Cela ressemble à un style de direction moderne, et Thomas Süssli le cultive effectivement. Il veut être un exemple. Donner des visions sensées. Faire preuve de compréhension entre les supérieurs et les collaborateurs afin que tous comprennent ce qui se cache derrière les décisions. Donner confiance, également dans le sens de la tactique de mission militaire: le résultat est donné, mais pas le chemin pour y parvenir. 

Enfin, les hommes doivent assumer des responsabilités et non pas rendre les processus responsables. Tous ces principes, qui se répandent également dans les entreprises modernes, «j'essaie de les respecter moi-même». Dominik Knill voit en Thomas Süssli un «communicateur chevronné»: «Ce n'est pas un général classique avec un casque d'acier.»

Agilité en uniforme 

L'aspect économique dans la gestion prend une importance grandissante.
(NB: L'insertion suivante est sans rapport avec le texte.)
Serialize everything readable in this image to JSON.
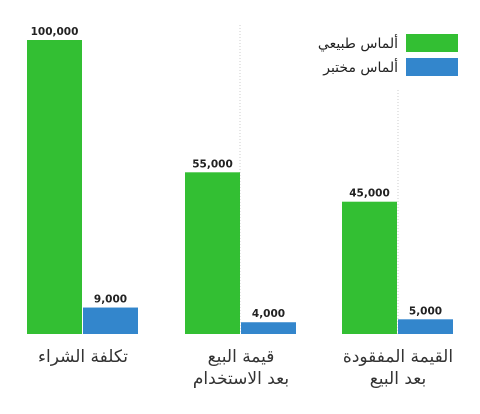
{
  "chart_data": {
    "type": "bar",
    "categories": [
      [
        "تكلفة الشراء"
      ],
      [
        "قيمة البيع",
        "بعد الاستخدام"
      ],
      [
        "القيمة المفقودة",
        "بعد البيع"
      ]
    ],
    "series": [
      {
        "name": "ألماس طبيعي",
        "values": [
          100000,
          55000,
          45000
        ],
        "labels": [
          "100,000",
          "55,000",
          "45,000"
        ],
        "color": "#33bf33"
      },
      {
        "name": "ألماس مختبر",
        "values": [
          9000,
          4000,
          5000
        ],
        "labels": [
          "9,000",
          "4,000",
          "5,000"
        ],
        "color": "#3386cc"
      }
    ],
    "ylim": [
      0,
      100000
    ],
    "grid": false,
    "legend": "top-right"
  }
}
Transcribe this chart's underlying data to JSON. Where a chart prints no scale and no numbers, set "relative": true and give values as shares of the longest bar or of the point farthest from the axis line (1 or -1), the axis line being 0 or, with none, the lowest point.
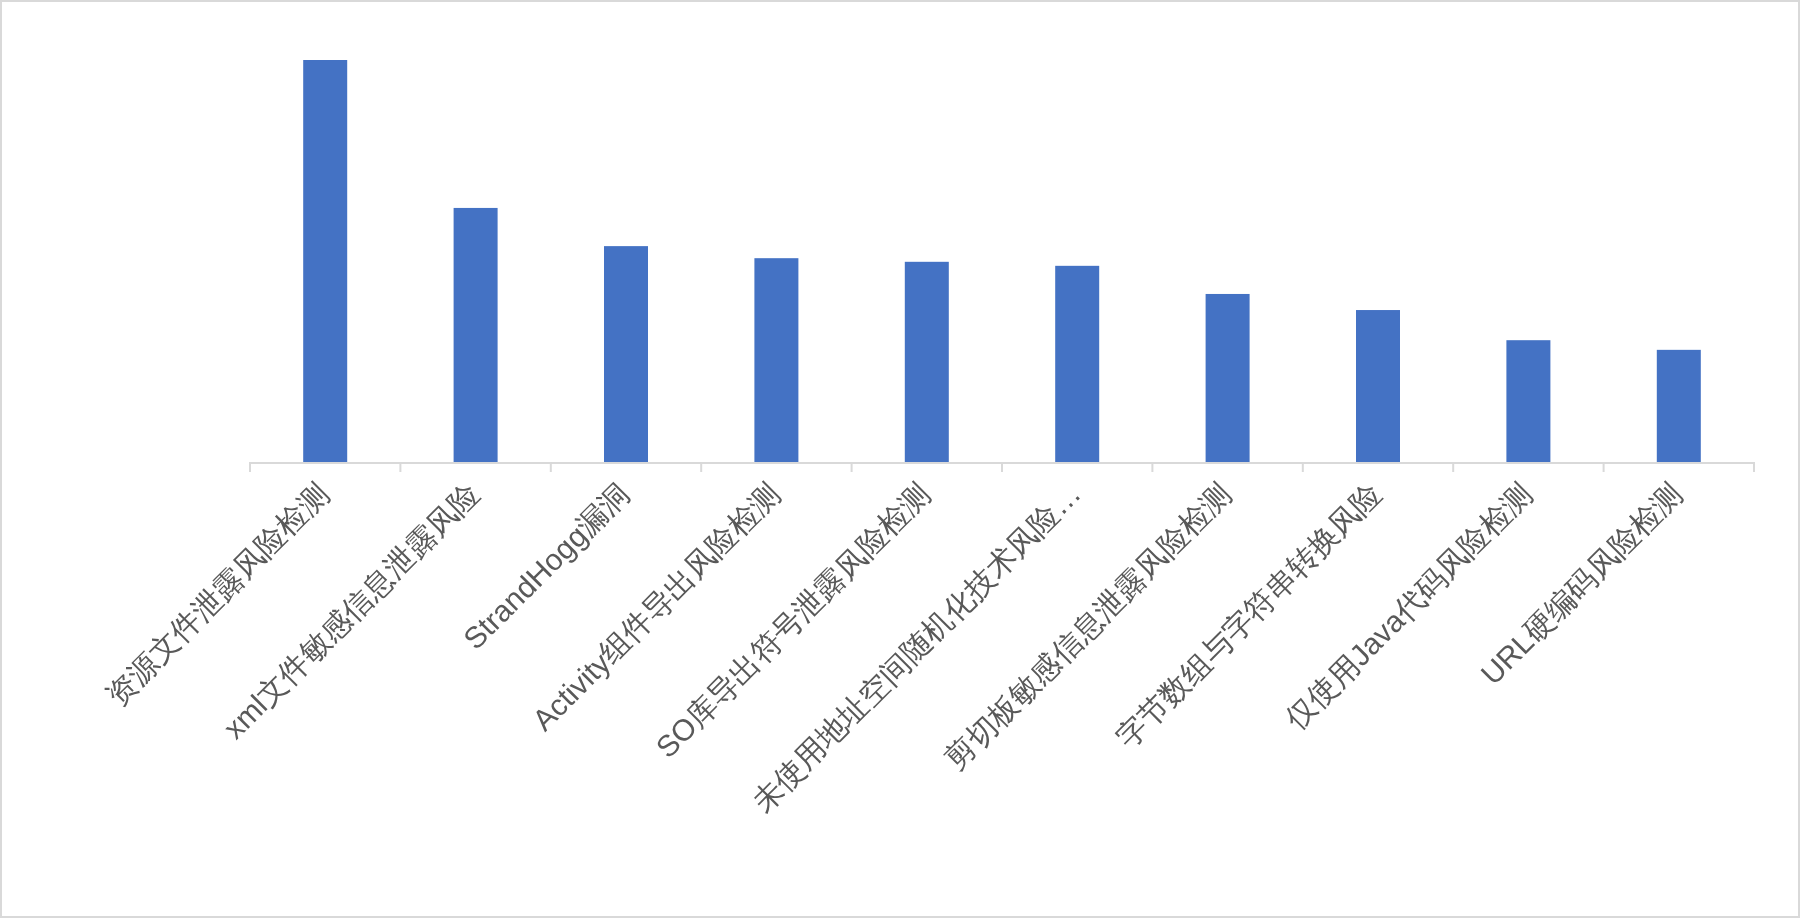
{
  "chart_data": {
    "type": "bar",
    "relative": true,
    "color": "#4472c4",
    "categories": [
      "资源文件泄露风险检测",
      "xml文件敏感信息泄露风险",
      "StrandHogg漏洞",
      "Activity组件导出风险检测",
      "SO库导出符号泄露风险检测",
      "未使用地址空间随机化技术风险…",
      "剪切板敏感信息泄露风险检测",
      "字节数组与字符串转换风险",
      "仅使用Java代码风险检测",
      "URL硬编码风险检测"
    ],
    "values": [
      1,
      0.632,
      0.537,
      0.507,
      0.498,
      0.488,
      0.418,
      0.378,
      0.303,
      0.279
    ],
    "data_labels": false
  }
}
Car contrairement à d'autres chefs d'état-major général, Thomas Süssli dirige également, avec le groupement de la Défense du DDPS, toute une série d'offices fédéraux civils comptant 9000 collaborateurs, dont 7000 civils: immobilier, finances, personnel, tout y passe. La mise en place d'un cyber-commandement exige de toutes nouvelles compétences en matière de recrutement, car il doit ici pouvoir s'adresser aux enfants du numérique et les attirer: dans ses autopromotions, l'armée parle aujourd'hui, comme si cela allait de soi, d’«enabling» et d'«agilité».
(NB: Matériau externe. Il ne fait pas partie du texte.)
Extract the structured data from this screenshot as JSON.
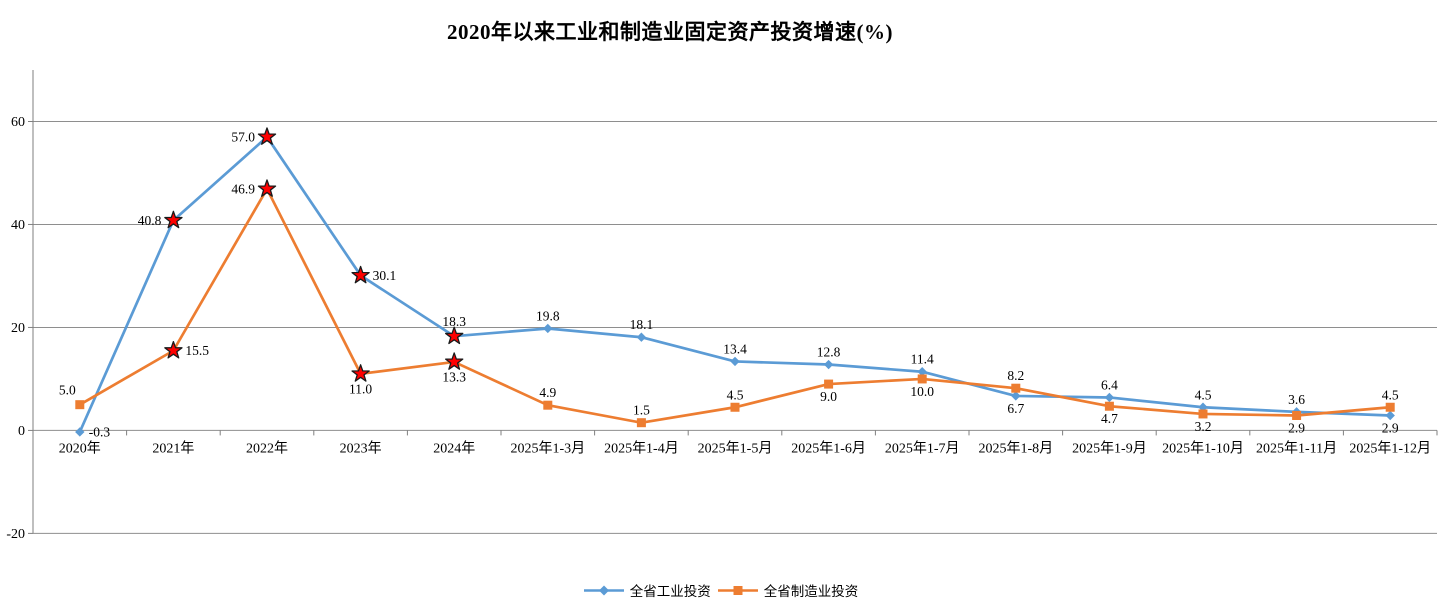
{
  "chart_data": {
    "type": "line",
    "title": "2020年以来工业和制造业固定资产投资增速(%)",
    "categories": [
      "2020年",
      "2021年",
      "2022年",
      "2023年",
      "2024年",
      "2025年1-3月",
      "2025年1-4月",
      "2025年1-5月",
      "2025年1-6月",
      "2025年1-7月",
      "2025年1-8月",
      "2025年1-9月",
      "2025年1-10月",
      "2025年1-11月",
      "2025年1-12月"
    ],
    "y_axis": {
      "min": -20,
      "max": 70,
      "ticks": [
        60,
        40,
        20,
        0,
        -20
      ],
      "tick_labels": [
        "60",
        "40",
        "20",
        "0",
        "-20"
      ]
    },
    "grid": "horizontal",
    "legend_position": "bottom",
    "series": [
      {
        "name": "全省工业投资",
        "color": "#5B9BD5",
        "marker": "diamond",
        "values": [
          -0.3,
          40.8,
          57.0,
          30.1,
          18.3,
          19.8,
          18.1,
          13.4,
          12.8,
          11.4,
          6.7,
          6.4,
          4.5,
          3.6,
          2.9
        ],
        "labels": [
          "-0.3",
          "40.8",
          "57.0",
          "30.1",
          "18.3",
          "19.8",
          "18.1",
          "13.4",
          "12.8",
          "11.4",
          "6.7",
          "6.4",
          "4.5",
          "3.6",
          "2.9"
        ],
        "label_positions": [
          "right",
          "left",
          "left",
          "right",
          "above",
          "above",
          "above",
          "above",
          "above",
          "above",
          "below",
          "above",
          "above",
          "above",
          "below"
        ],
        "star_marker_indices": [
          1,
          2,
          3,
          4
        ]
      },
      {
        "name": "全省制造业投资",
        "color": "#ED7D31",
        "marker": "square",
        "values": [
          5.0,
          15.5,
          46.9,
          11.0,
          13.3,
          4.9,
          1.5,
          4.5,
          9.0,
          10.0,
          8.2,
          4.7,
          3.2,
          2.9,
          4.5
        ],
        "labels": [
          "5.0",
          "15.5",
          "46.9",
          "11.0",
          "13.3",
          "4.9",
          "1.5",
          "4.5",
          "9.0",
          "10.0",
          "8.2",
          "4.7",
          "3.2",
          "2.9",
          "4.5"
        ],
        "label_positions": [
          "upleft",
          "right",
          "left",
          "below",
          "below",
          "above",
          "above",
          "above",
          "below",
          "below",
          "above",
          "below",
          "below",
          "below",
          "above"
        ],
        "star_marker_indices": [
          1,
          2,
          3,
          4
        ]
      }
    ],
    "highlight_marker": {
      "shape": "star",
      "fill": "#FF0000",
      "stroke": "#1A1A1A"
    }
  },
  "colors": {
    "background": "#FFFFFF",
    "gridline": "#8E8E8E",
    "axis": "#7F7F7F",
    "text": "#000000"
  }
}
Lorsqu'il s'entretient avec des CEO et des présidents de groupes, Thomas Süssli bénéficie de sa maîtrise de la langue de l'économie privée. Pour lui, la renaissance qui se dessine de la valorisation de l'expérience de commandement militaire dans les entreprises suisses s'explique par les «temps d'incertitude et de grands changements actuels: il faut des personnes capables d'analyser systématiquement les situations, d'élaborer des recommandations d'action et des variantes, et ensuite de se tenir au front et de les défendre».

En même temps, un chef de l'armée doit pouvoir traduire les souhaits de la politique dans le langage militaire, faire le lien entre les deux mondes. Selon Dominik Knill, il «réussit bien ce grand écart». Thomas Süssli entretient des relations de travail productives et «tout à fait normales» avec Viola Amherd qui, selon les initiés, est toujours étrangère à son domaine d'activité: «Nous nous rencontrons en moyenne trois à quatre fois par semaine, et lorsqu'il y a quelque chose d'urgent à régler, on s'appelle brièvement.» 

Thomas Süssli n'a plus le temps de faire d’entraînements d'infanterie prolongés en plein air. Une ou deux fois par semaine, il fait du sport, surtout du jogging et du fitness, il en a besoin «pour s'aérer l’esprit et rentrer dans l'uniforme». Lui qui était autrefois «un très bon tireur», ne vient plus au tir qu'une fois par an. Ses deux filles adultes ayant quitté le domicile familial, il cite encore les livres comme passe-temps, «par exemple l'histoire, le management ou l'économie». Bien sûr, il a aussi lu Clausewitz et Sun Tzu, «je crois même qu'ils sont ici sur l'étagère du bureau».

Il en va de Thomas Süssli un peu comme de l'avion de combat F-35. Tous deux sont surprenants et n’ont pas encore atteint leur stade de maturité pour une évaluation, mais il est tout à fait possible qu’ils se révèlent être une chance pour l'armée suisse.